Yeah, I agree with making it more concise. However:

• Like @heather said, we do indeed still want to explain what you can do on the page itself :) Sounds like we now have two suggestions:
  1. "When creating content, the available text formats will be presented in the order you arrange them below."
  2. "Arrange the order of text formats presented to your users, in descending order of preference for use. The default format for each user role is the first one on this list in which their role appears."

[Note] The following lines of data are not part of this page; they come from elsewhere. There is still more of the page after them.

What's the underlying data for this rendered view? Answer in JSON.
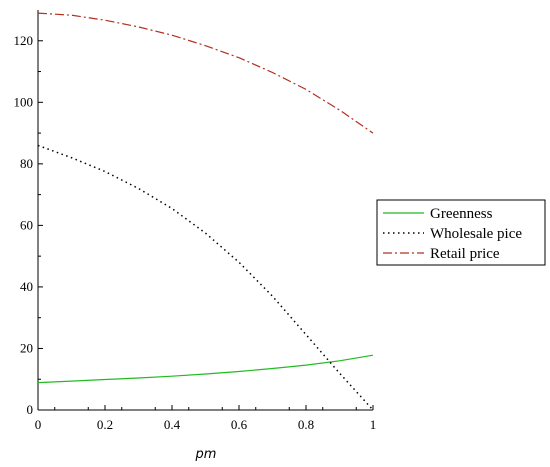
{
  "chart_data": {
    "type": "line",
    "title": "",
    "xlabel": "pm",
    "ylabel": "",
    "xlim": [
      0,
      1
    ],
    "ylim": [
      0,
      130
    ],
    "x_ticks": [
      0,
      0.2,
      0.4,
      0.6,
      0.8,
      1
    ],
    "x_tick_labels": [
      "0",
      "0.2",
      "0.4",
      "0.6",
      "0.8",
      "1"
    ],
    "y_ticks": [
      0,
      20,
      40,
      60,
      80,
      100,
      120
    ],
    "y_tick_labels": [
      "0",
      "20",
      "40",
      "60",
      "80",
      "100",
      "120"
    ],
    "grid": false,
    "legend_position": "right",
    "x": [
      0,
      0.1,
      0.2,
      0.3,
      0.4,
      0.5,
      0.6,
      0.7,
      0.8,
      0.9,
      1
    ],
    "series": [
      {
        "name": "Greenness",
        "color": "#22bb22",
        "style": "solid",
        "values": [
          8.9,
          9.4,
          9.9,
          10.4,
          11.0,
          11.7,
          12.5,
          13.5,
          14.6,
          16.0,
          17.8
        ]
      },
      {
        "name": "Wholesale pice",
        "color": "#000000",
        "style": "dotted",
        "values": [
          86,
          82,
          77.5,
          72,
          65.5,
          57.5,
          48,
          37,
          24.5,
          12,
          0
        ]
      },
      {
        "name": "Retail price",
        "color": "#b03020",
        "style": "dashdot",
        "values": [
          129,
          128.3,
          126.7,
          124.5,
          121.8,
          118.4,
          114.5,
          109.7,
          104.2,
          97.5,
          90
        ]
      }
    ]
  }
}
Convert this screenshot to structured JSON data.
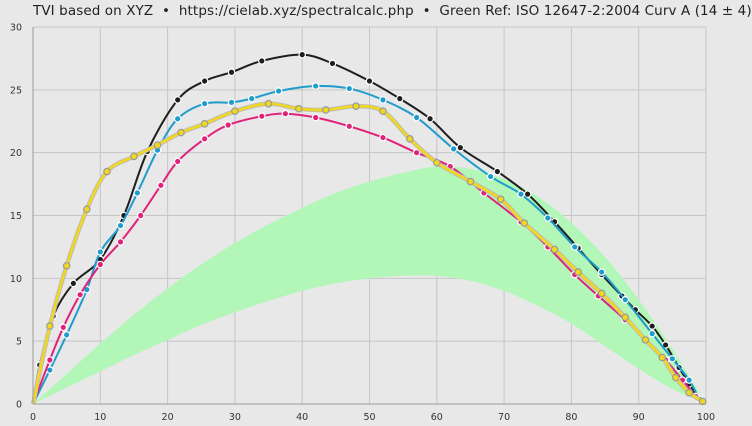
{
  "chart_data": {
    "type": "line",
    "title": "TVI based on XYZ  •  https://cielab.xyz/spectralcalc.php  •  Green Ref: ISO 12647-2:2004 Curv A (14 ± 4)",
    "xlabel": "",
    "ylabel": "",
    "xlim": [
      0,
      100
    ],
    "ylim": [
      0,
      30
    ],
    "x_ticks": [
      0,
      10,
      20,
      30,
      40,
      50,
      60,
      70,
      80,
      90,
      100
    ],
    "y_ticks": [
      0,
      5,
      10,
      15,
      20,
      25,
      30
    ],
    "grid": true,
    "legend": "none",
    "reference_band": {
      "color": "#b2f7b8",
      "x": [
        0,
        5,
        10,
        15,
        20,
        25,
        30,
        35,
        40,
        45,
        50,
        55,
        60,
        65,
        70,
        75,
        80,
        85,
        90,
        95,
        100
      ],
      "upper": [
        0,
        2.4,
        4.8,
        7.1,
        9.2,
        11.1,
        12.8,
        14.3,
        15.6,
        16.8,
        17.7,
        18.4,
        18.9,
        18.7,
        17.9,
        16.5,
        14.4,
        11.7,
        8.3,
        4.4,
        0
      ],
      "lower": [
        0,
        1.3,
        2.6,
        3.9,
        5.1,
        6.3,
        7.3,
        8.2,
        9.0,
        9.6,
        10.0,
        10.2,
        10.2,
        9.8,
        9.0,
        7.8,
        6.4,
        4.6,
        2.8,
        1.2,
        0
      ]
    },
    "series": [
      {
        "color": "#1e1e1e",
        "x": [
          0,
          1,
          3,
          6,
          10,
          13.5,
          17,
          21.5,
          25.5,
          29.5,
          34,
          40,
          44.5,
          50,
          54.5,
          59,
          63.5,
          69,
          73.5,
          77.5,
          81,
          84.5,
          87.5,
          89.5,
          92,
          94,
          96,
          97.5,
          99
        ],
        "y": [
          0,
          3.1,
          7.0,
          9.6,
          11.5,
          15.0,
          20.1,
          24.2,
          25.7,
          26.4,
          27.3,
          27.8,
          27.1,
          25.7,
          24.3,
          22.7,
          20.4,
          18.5,
          16.7,
          14.5,
          12.4,
          10.3,
          8.6,
          7.5,
          6.2,
          4.7,
          2.9,
          1.6,
          0.4
        ]
      },
      {
        "color": "#1e9ccc",
        "x": [
          0,
          2.5,
          5,
          8,
          10,
          13,
          15.5,
          18.5,
          21.5,
          25.5,
          29.5,
          32.5,
          36.5,
          42,
          47,
          52,
          57,
          62.5,
          68,
          72.5,
          76.5,
          80.5,
          84.5,
          88,
          92,
          95,
          97.5,
          99
        ],
        "y": [
          0,
          2.7,
          5.5,
          9.1,
          12.1,
          14.2,
          16.8,
          20.2,
          22.7,
          23.9,
          24.0,
          24.3,
          24.9,
          25.3,
          25.1,
          24.2,
          22.8,
          20.3,
          18.1,
          16.7,
          14.8,
          12.5,
          10.5,
          8.3,
          5.6,
          3.6,
          1.9,
          0.4
        ]
      },
      {
        "color": "#e0227a",
        "x": [
          0,
          2.5,
          4.5,
          7,
          10,
          13,
          16,
          19,
          21.5,
          25.5,
          29,
          34,
          37.5,
          42,
          47,
          52,
          57,
          62,
          67,
          72.5,
          76.5,
          80.5,
          84,
          88,
          91,
          94,
          96.5,
          98.5
        ],
        "y": [
          0,
          3.5,
          6.1,
          8.7,
          11.1,
          12.9,
          15.0,
          17.4,
          19.3,
          21.1,
          22.2,
          22.9,
          23.1,
          22.8,
          22.1,
          21.2,
          20.0,
          18.9,
          16.8,
          14.5,
          12.5,
          10.3,
          8.6,
          6.7,
          5.1,
          3.5,
          1.9,
          0.6
        ]
      },
      {
        "color": "#f2d81c",
        "x": [
          0,
          2.5,
          5,
          8,
          11,
          15,
          18.5,
          22,
          25.5,
          30,
          35,
          39.5,
          43.5,
          48,
          52,
          56,
          60,
          65,
          69.5,
          73,
          77.5,
          81,
          84.5,
          88,
          91,
          93.5,
          95.5,
          97.5,
          99.5
        ],
        "y": [
          0,
          6.2,
          11.0,
          15.5,
          18.5,
          19.7,
          20.6,
          21.6,
          22.3,
          23.3,
          23.9,
          23.5,
          23.4,
          23.7,
          23.3,
          21.1,
          19.2,
          17.7,
          16.3,
          14.4,
          12.3,
          10.5,
          8.8,
          6.9,
          5.1,
          3.7,
          2.1,
          0.9,
          0.2
        ]
      }
    ]
  }
}
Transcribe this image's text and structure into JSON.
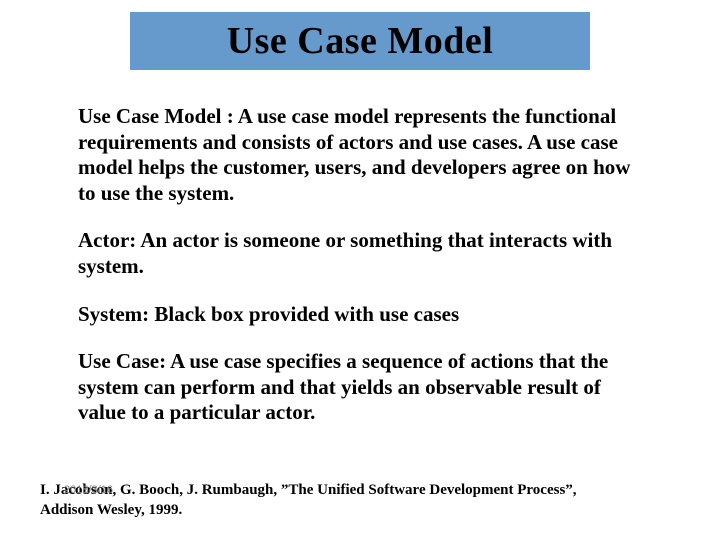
{
  "slide": {
    "title": "Use Case Model",
    "title_banner_color": "#6699cc",
    "title_fontsize": 38,
    "body_fontsize": 21,
    "text_color": "#000000",
    "background_color": "#ffffff",
    "paragraphs": [
      "Use Case Model : A use case model represents the functional requirements and consists of actors and use cases. A use case model helps the customer, users, and developers agree on how to use the system.",
      "Actor: An actor is someone or something that interacts with system.",
      "System: Black box provided with use cases",
      "Use Case: A use case specifies a sequence of actions that the system can perform and that yields an observable result of value to a particular actor."
    ],
    "citation": {
      "line1": "I. Jacobson, G. Booch, J. Rumbaugh, ”The Unified Software Development Process”,",
      "line2": "Addison Wesley, 1999.",
      "fontsize": 15,
      "overlay_date": "2018/3/16",
      "overlay_color": "#808080",
      "overlay_fontsize": 11
    }
  }
}
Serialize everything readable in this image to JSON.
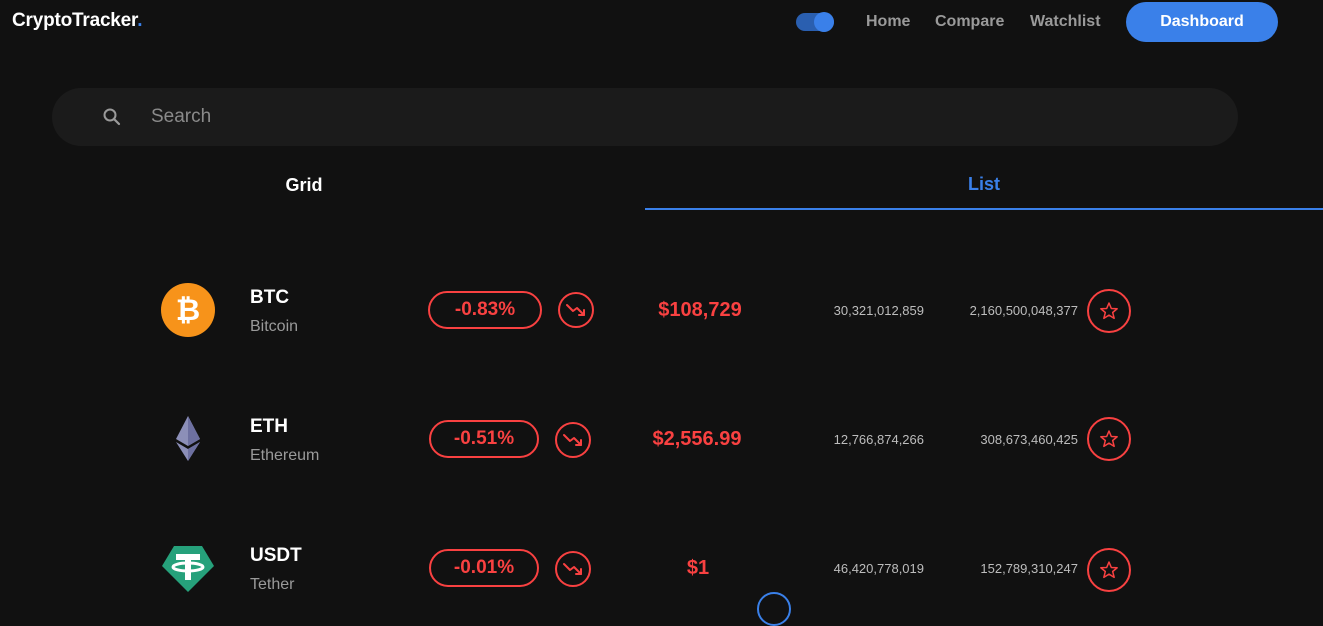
{
  "header": {
    "logo_text": "CryptoTracker",
    "logo_dot": ".",
    "nav": {
      "home": "Home",
      "compare": "Compare",
      "watchlist": "Watchlist"
    },
    "dashboard_label": "Dashboard",
    "theme_toggle_on": true
  },
  "search": {
    "placeholder": "Search",
    "value": ""
  },
  "tabs": {
    "grid": "Grid",
    "list": "List",
    "active": "List"
  },
  "coins": [
    {
      "symbol": "BTC",
      "name": "Bitcoin",
      "change": "-0.83%",
      "price": "$108,729",
      "volume": "30,321,012,859",
      "market_cap": "2,160,500,048,377",
      "logo_icon": "bitcoin-logo-icon",
      "trend_icon": "trending-down-icon"
    },
    {
      "symbol": "ETH",
      "name": "Ethereum",
      "change": "-0.51%",
      "price": "$2,556.99",
      "volume": "12,766,874,266",
      "market_cap": "308,673,460,425",
      "logo_icon": "ethereum-logo-icon",
      "trend_icon": "trending-down-icon"
    },
    {
      "symbol": "USDT",
      "name": "Tether",
      "change": "-0.01%",
      "price": "$1",
      "volume": "46,420,778,019",
      "market_cap": "152,789,310,247",
      "logo_icon": "tether-logo-icon",
      "trend_icon": "trending-down-icon"
    }
  ],
  "colors": {
    "background": "#111111",
    "accent": "#3a80e9",
    "negative": "#f94141",
    "muted_text": "#9a9a9a"
  }
}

  The first one is shorter, and I still like it better... does it explain things well enough? I am not sure there is an advantage of using the term "default format" here anymore - IMO that is something of a relic of Drupal 6.

• The goal of adding a (meaningful) security warning might conflict with the goal of brevity. The only reason to add a security warning on this particular page is because they can review which roles have which formats - but with #618902: Design and implement a user interface for warning about insecure text formats we could explore the possibility of adding some kind of warning inline (in the table), only for the particular formats that are actually security risks - and therefore maybe not mentioning it in the help text at all. Not sure if there is a good way to do that which doesn't look repetitive, though.
• If we don't want to define "text formats" on this page, we shouldn't mention that they are made up of filters either - that is kind of a definition in disguise :) Also, you can do a fair amount of configuration of text formats in Drupal 7 without even knowing or caring that they are made up of filters.

  Given that this page is the main overview page for all text format administration (and that the overall "more help" page for the filter.module is a wall of text), I wonder if a one sentence definition is maybe still a good idea? If so, I'd prefer to aim for 100% here, not 80% :) Besides, stuff like Markdown and BBCode is (I'm guessing) much more common than 20% - typing HTML tags into a textarea is pretty old-school, and one of the main purposes of the text format system is to allow people to avoid that. We can probably remove the word "code", though... since if you can be trusted to type PHP code, you hopefully don't need the help text here :)

So, trying to put it all together again, I'd suggest maybe something like this:

If we're bold, delete the second sentence:

If we're really bold, delete the whole first paragraph :)

Here is another stab, quite similar to Davids first and longest proposal of #29.
I tried a bit more active wording. So rather say "Control the HTML" instead of "Text formats control the HTML" as it is clear that this is text formats: it is in the header of the page.

And rather than saying "They are central to a site's security, so untrusted users should be.." write "Don't allow too much formatting for untrusted users..." Also the "when creating content" of the third paragraph can be cut, for the user has to see that anyway and it is only when creating content.

Also added in a short encouragement to click the configure link next to a text format, since all the magic starts only after they click that link...

changed "securitity" to "security"

Tags in HTML Tags should be all lower case, i.e. HTML tags.

OK, like all the changes :) .. Fixed this minor issue pointed out by scor. Should be RTBC.

I changed "behaviour" to "behavior" (not sure if there is an official style guide for American vs British English, but "behavior" is what is used elsewhere in Drupal).

Otherwise, looks good. I think the "Don't allow too much formatting" phrasing is a little strange, but don't have any great ideas for anything better at the moment.... Maybe we can improve it later, depending on how other issues go.

A big improvement overall.

Regarding the last point: one try at rewording it. We want to try and not use "don'ts". Does it help to give examples of risky tags or is that a can of worms we don't want to open now?